Utilities brace for Gorgon squeeze PDF Print E-mail
Monday, 03 December 2012 08:41

State-owned electricity utilities Verve and Synergy are considering contingency plans to avert a looming gas squeeze, amid fears that Chevron's giant $43 billion Gorgon project will not be able to deliver new supplies as promised.


The US-based giant has said it will in coming days reveal updated cost and completion dates for the landmark project on Barrow Island, amid wild speculation it is up to a year late and almost $20 billion over budget.

Gorgon was originally due to start producing gas from 2014, and supply Synergy and Verve with 125 terajoules of gas a day for 20 years from a date believed to be in early 2015.

Verve uses the gas to produce power and Synergy sells the gas to its big commercial customers.

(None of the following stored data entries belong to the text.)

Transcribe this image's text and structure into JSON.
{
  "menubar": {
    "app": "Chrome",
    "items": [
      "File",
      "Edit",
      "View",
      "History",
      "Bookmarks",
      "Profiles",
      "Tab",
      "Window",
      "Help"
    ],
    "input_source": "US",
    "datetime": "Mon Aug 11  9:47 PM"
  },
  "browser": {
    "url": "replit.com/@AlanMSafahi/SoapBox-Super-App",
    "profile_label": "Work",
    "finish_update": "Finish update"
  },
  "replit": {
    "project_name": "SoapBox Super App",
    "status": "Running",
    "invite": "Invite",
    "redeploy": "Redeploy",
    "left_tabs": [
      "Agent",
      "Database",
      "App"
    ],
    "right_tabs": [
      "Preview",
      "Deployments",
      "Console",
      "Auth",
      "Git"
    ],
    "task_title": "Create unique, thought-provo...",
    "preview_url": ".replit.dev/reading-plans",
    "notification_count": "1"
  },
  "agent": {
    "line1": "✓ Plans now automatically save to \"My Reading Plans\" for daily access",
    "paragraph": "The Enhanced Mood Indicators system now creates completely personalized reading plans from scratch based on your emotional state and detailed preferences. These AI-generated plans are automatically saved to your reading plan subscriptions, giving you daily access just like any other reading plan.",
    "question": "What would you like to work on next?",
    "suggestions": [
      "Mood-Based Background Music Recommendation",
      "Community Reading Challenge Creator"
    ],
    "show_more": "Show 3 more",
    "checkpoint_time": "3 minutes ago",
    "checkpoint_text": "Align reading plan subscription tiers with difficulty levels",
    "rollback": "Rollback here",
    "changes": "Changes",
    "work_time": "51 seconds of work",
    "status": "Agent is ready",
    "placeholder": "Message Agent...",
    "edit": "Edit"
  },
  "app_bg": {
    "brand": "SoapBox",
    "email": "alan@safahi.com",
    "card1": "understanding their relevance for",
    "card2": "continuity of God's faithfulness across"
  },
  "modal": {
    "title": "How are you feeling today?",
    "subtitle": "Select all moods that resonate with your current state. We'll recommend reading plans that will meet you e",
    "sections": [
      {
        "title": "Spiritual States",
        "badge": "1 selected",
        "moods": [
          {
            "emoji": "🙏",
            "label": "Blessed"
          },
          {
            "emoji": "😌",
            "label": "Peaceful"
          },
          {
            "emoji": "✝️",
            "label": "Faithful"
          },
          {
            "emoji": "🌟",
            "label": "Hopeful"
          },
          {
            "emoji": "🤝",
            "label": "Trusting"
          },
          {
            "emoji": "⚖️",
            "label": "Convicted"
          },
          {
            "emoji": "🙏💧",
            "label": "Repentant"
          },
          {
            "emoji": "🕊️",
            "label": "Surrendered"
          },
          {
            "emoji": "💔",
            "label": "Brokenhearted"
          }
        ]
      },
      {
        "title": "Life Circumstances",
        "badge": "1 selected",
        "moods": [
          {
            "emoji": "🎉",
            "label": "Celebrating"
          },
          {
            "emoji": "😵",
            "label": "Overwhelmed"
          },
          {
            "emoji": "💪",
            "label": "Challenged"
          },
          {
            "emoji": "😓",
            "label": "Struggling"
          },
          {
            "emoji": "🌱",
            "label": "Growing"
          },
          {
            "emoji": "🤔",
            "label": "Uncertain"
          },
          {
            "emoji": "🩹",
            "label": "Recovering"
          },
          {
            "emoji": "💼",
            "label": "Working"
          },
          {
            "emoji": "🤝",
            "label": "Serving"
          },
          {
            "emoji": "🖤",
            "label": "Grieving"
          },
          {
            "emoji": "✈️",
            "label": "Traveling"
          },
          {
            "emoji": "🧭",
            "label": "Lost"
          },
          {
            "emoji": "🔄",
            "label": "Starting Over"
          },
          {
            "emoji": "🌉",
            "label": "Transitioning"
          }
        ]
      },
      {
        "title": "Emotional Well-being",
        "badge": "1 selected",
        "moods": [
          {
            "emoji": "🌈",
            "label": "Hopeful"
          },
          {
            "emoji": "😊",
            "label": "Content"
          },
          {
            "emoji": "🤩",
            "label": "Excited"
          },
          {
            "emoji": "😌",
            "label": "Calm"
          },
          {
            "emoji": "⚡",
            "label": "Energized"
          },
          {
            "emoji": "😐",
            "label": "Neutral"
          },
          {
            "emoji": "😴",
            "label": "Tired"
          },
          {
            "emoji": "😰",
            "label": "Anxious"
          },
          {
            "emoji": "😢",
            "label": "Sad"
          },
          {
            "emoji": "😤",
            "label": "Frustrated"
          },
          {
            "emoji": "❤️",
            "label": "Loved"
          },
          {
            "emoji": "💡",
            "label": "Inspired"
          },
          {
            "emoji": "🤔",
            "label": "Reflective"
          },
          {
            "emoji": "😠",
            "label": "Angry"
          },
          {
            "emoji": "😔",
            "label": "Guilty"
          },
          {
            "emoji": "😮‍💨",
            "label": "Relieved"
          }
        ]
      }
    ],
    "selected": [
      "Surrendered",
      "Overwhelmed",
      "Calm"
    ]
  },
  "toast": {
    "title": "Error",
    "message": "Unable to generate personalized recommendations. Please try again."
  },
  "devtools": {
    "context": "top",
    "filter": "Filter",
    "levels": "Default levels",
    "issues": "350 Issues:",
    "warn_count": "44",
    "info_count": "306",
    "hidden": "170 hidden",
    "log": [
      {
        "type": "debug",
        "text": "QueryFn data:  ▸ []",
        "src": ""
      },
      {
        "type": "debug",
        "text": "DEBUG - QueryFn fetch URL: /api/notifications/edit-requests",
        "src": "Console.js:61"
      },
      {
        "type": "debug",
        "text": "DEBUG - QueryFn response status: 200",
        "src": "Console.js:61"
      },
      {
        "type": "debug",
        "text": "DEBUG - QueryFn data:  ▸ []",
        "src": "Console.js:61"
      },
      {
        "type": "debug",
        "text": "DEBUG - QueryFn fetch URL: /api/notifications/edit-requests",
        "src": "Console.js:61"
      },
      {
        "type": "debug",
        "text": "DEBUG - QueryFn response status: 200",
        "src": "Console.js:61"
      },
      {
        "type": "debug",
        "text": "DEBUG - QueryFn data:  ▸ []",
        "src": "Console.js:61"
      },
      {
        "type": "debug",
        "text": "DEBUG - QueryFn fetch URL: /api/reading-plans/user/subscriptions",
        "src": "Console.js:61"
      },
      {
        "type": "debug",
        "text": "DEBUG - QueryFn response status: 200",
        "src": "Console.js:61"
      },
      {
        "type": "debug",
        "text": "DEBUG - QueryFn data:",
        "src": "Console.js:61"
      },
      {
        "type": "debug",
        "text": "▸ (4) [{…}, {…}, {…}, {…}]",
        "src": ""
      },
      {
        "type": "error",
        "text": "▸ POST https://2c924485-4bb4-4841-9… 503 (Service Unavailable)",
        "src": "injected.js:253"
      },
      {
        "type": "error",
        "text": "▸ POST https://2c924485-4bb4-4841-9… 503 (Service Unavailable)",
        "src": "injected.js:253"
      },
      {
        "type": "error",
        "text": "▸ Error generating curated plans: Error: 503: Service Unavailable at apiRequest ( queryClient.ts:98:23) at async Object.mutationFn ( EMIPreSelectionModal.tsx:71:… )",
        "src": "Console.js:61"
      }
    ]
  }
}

Synergy said it was monitoring the situation closely. "Synergy will ensure it has arrangements in place that enable us to meet our commitments to our gas customers," a spokeswoman said.

Verve declined to comment, however WA Energy Minister Peter Collier said it would take steps if needed. "The Government has not received any advice from the Gorgon project concerning delays to the planned delivery of domestic gas as per the contracts signed in late 2011," he said. "However the Government, through Verve and Synergy, continues to monitor domestic gas supply availability in WA and will consider contingencies should they be required."

Any delay would hit the utilities' operations hard and potentially threaten power supplies, as Verve's existing contracts with the North West Shelf are beginning to expire, leaving it with few short-term options.

Some spare gas exists in the secondary market and with smaller operators, but it may be costly to replace gas for an interim period.

Chevron has responded only in general terms to the staggering cost and time overrun speculation.

However Andy Brown, the head of upstream operations at Shell, one of Chevron's Gorgon joint venture partners, recently told investors it expected significant delays.

"When Shell took FID (final investment decision) on Gorgon in 2009, we had assumed a higher budget than the $US37 billion ($43 billion) described by Chevron, the operator, and a later start-up schedule than the first gas in 2014 that was expected by the operator," he said.

"Today, our cost estimates are higher again than our assumptions at FID, and we remain conservative on the start-up date," he added.

Credit Suisse said in September Gorgon's cost would be revised to $US47 billion, or $10 billion more than expected at FID.